Article

To Certain Men of Science

APRIL 1932 William Kimball Flaccus '33
Article
To Certain Men of Science
APRIL 1932 William Kimball Flaccus '33

O carrion-eaters, O presumptuous ones, Why do you loot old tombs, expound at length On archeology, dissolve the stones In acid that will catalogue their strength, And gleaming white on antiseptic tiles Marshal the elements in stoppered vials?

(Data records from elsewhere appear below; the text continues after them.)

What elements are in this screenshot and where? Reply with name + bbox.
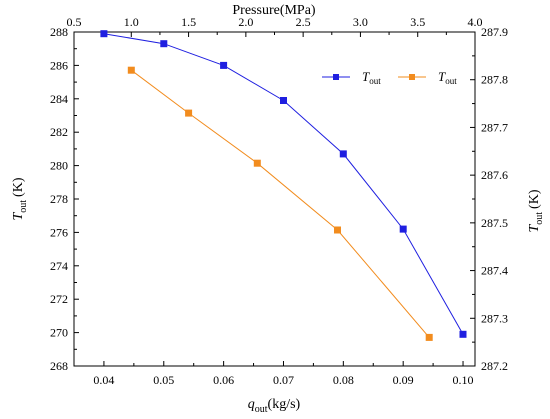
y-axis-title-symbol: T [11, 212, 26, 221]
y-tick-label: 278 [50, 192, 68, 206]
x2-tick-label: 1.0 [124, 15, 139, 29]
x-axis-title: qout(kg/s) [248, 397, 301, 415]
y-tick-label: 268 [50, 359, 68, 373]
legend: Tout Tout [322, 69, 457, 86]
y-tick-label: 286 [50, 58, 68, 72]
y-tick-label: 282 [50, 125, 68, 139]
x2-tick-label: 3.5 [410, 15, 425, 29]
x-tick-label: 0.09 [393, 373, 414, 387]
y-axis-title-unit: (K) [11, 177, 26, 197]
y2-tick-label: 287.2 [481, 359, 508, 373]
series-line-1 [131, 69, 430, 338]
x-tick-label: 0.08 [333, 373, 354, 387]
y2-axis-title-sub: out [534, 212, 545, 225]
x2-tick-label: 0.5 [67, 15, 82, 29]
y2-axis-title-symbol: T [527, 224, 542, 233]
y2-tick-label: 287.6 [481, 168, 508, 182]
x-axis-title-sub: out [255, 404, 268, 415]
y2-axis-title: Tout (K) [527, 189, 545, 232]
x-tick-label: 0.07 [273, 373, 294, 387]
series-0-point [280, 97, 287, 104]
x2-tick-label: 2.5 [296, 15, 311, 29]
x2-axis-title: Pressure(MPa) [232, 3, 316, 18]
x-tick-label: 0.05 [153, 373, 174, 387]
y2-tick-label: 287.9 [481, 25, 508, 39]
legend-marker-blue [333, 74, 339, 80]
y-tick-label: 288 [50, 25, 68, 39]
y-axis-left: 268 270 272 274 276 278 280 282 284 286 288 [50, 25, 79, 373]
y-tick-label: 270 [50, 326, 68, 340]
x2-tick-label: 4.0 [468, 15, 483, 29]
y2-tick-label: 287.7 [481, 120, 508, 134]
legend-label-orange: Tout [438, 69, 457, 86]
x-axis-top: 0.5 1.0 1.5 2.0 2.5 3.0 3.5 4.0 [67, 15, 483, 37]
x-axis-title-symbol: q [248, 397, 255, 412]
plot-frame [73, 31, 476, 367]
x-axis-bottom: 0.04 0.05 0.06 0.07 0.08 0.09 0.10 [93, 361, 474, 387]
series-layer [100, 30, 467, 341]
x-tick-label: 0.06 [213, 373, 234, 387]
y2-tick-label: 287.4 [481, 264, 508, 278]
y2-tick-label: 287.8 [481, 73, 508, 87]
series-0-point [339, 150, 347, 158]
x2-tick-label: 2.0 [238, 15, 253, 29]
y-tick-label: 272 [50, 292, 68, 306]
y-tick-label: 280 [50, 159, 68, 173]
legend-label-blue: Tout [362, 69, 381, 86]
series-1-point [253, 159, 261, 167]
x-tick-label: 0.10 [453, 373, 474, 387]
y2-axis-title-unit: (K) [527, 189, 542, 209]
series-0-point [459, 330, 467, 338]
series-0-point [100, 30, 108, 38]
series-0-point [220, 61, 228, 69]
y-tick-label: 284 [50, 92, 68, 106]
x2-tick-label: 3.0 [353, 15, 368, 29]
series-1-point [425, 333, 433, 341]
series-0-point [160, 40, 168, 48]
y2-tick-label: 287.5 [481, 216, 508, 230]
y-tick-label: 274 [50, 259, 68, 273]
series-1-point [127, 66, 135, 74]
series-1-point [334, 226, 341, 234]
series-1-point [185, 109, 193, 117]
y2-tick-label: 287.3 [481, 311, 508, 325]
series-0-point [399, 225, 407, 233]
y-tick-label: 276 [50, 225, 68, 239]
y-axis-title: Tout (K) [11, 177, 29, 220]
legend-marker-orange [409, 74, 415, 80]
x-tick-label: 0.04 [93, 373, 114, 387]
x2-tick-label: 1.5 [181, 15, 196, 29]
y-axis-title-sub: out [18, 200, 29, 213]
x-axis-title-unit: (kg/s) [268, 397, 301, 412]
y-axis-right: 287.2 287.3 287.4 287.5 287.6 287.7 287.8 287.9 [470, 25, 508, 373]
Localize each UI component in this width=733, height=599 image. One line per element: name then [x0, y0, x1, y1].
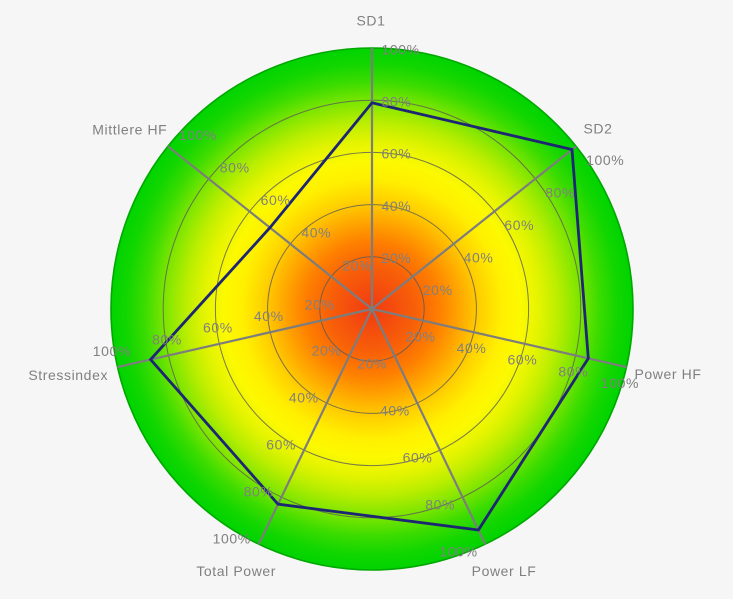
svg-text:80%: 80%	[152, 331, 182, 347]
svg-text:Power HF: Power HF	[634, 366, 701, 382]
svg-text:60%: 60%	[261, 192, 291, 208]
svg-text:100%: 100%	[601, 375, 639, 391]
svg-text:100%: 100%	[179, 127, 217, 143]
svg-text:40%: 40%	[254, 308, 284, 324]
svg-text:60%: 60%	[507, 352, 537, 368]
svg-text:80%: 80%	[244, 483, 274, 499]
svg-text:20%: 20%	[342, 257, 372, 273]
svg-text:20%: 20%	[423, 282, 453, 298]
svg-text:Power LF: Power LF	[472, 563, 537, 579]
svg-text:40%: 40%	[380, 403, 410, 419]
svg-text:60%: 60%	[266, 436, 296, 452]
svg-text:100%: 100%	[93, 343, 131, 359]
svg-text:80%: 80%	[558, 363, 588, 379]
svg-text:100%: 100%	[586, 152, 624, 168]
svg-text:40%: 40%	[464, 250, 494, 266]
svg-text:100%: 100%	[439, 544, 477, 560]
svg-text:SD2: SD2	[583, 121, 612, 137]
svg-text:60%: 60%	[203, 320, 233, 336]
svg-text:60%: 60%	[504, 217, 534, 233]
svg-text:20%: 20%	[406, 328, 436, 344]
svg-text:20%: 20%	[312, 342, 342, 358]
svg-text:40%: 40%	[289, 389, 319, 405]
svg-text:40%: 40%	[382, 198, 412, 214]
svg-text:20%: 20%	[305, 296, 335, 312]
svg-text:Total Power: Total Power	[196, 563, 276, 579]
svg-text:20%: 20%	[382, 250, 412, 266]
svg-text:80%: 80%	[220, 160, 250, 176]
svg-text:100%: 100%	[382, 41, 420, 57]
svg-text:40%: 40%	[457, 340, 487, 356]
svg-text:80%: 80%	[545, 185, 575, 201]
svg-text:60%: 60%	[382, 146, 412, 162]
svg-text:60%: 60%	[403, 450, 433, 466]
svg-text:Stressindex: Stressindex	[28, 367, 108, 383]
svg-text:20%: 20%	[357, 355, 387, 371]
svg-text:80%: 80%	[382, 94, 412, 110]
svg-text:SD1: SD1	[356, 13, 385, 29]
svg-text:Mittlere HF: Mittlere HF	[92, 122, 167, 138]
svg-text:100%: 100%	[213, 531, 251, 547]
svg-text:40%: 40%	[301, 225, 331, 241]
svg-text:80%: 80%	[425, 497, 455, 513]
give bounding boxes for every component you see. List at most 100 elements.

Is it unrest or fear that makes you pry Among moon-mountains in the depth of night, Where pards on padded feet go silently Ranging their shadow-paths beyond the light? Pan rocks with quiet laugh when he hears The arrogant words that reach his pointed ears.

You prod dumb flesh with steel, immensely wise, Cock your pert heads, pretend to unravel all The scheme of the universe, while madly flies Some swift invisible presence round the wall, Like a grey moth trembling to be free To wing to the borders of eternity.

Blind charlatans with vacuous smiling faces, Implacable smug masks,—robes starched and white, Know you that beauty like a flame embraces The sun, ignorant of how far its light Flings across space, and flowers unaware How many roots they have to hold them there.

Science is cold, astronomy has been dead Since the last Grecian lad deep in the grass Fell sprawling, and threw back his curly head To count the stars, and watch a meteor pass Down the night sky, trailing its fiery plume Proud and beautiful in the arms of doom.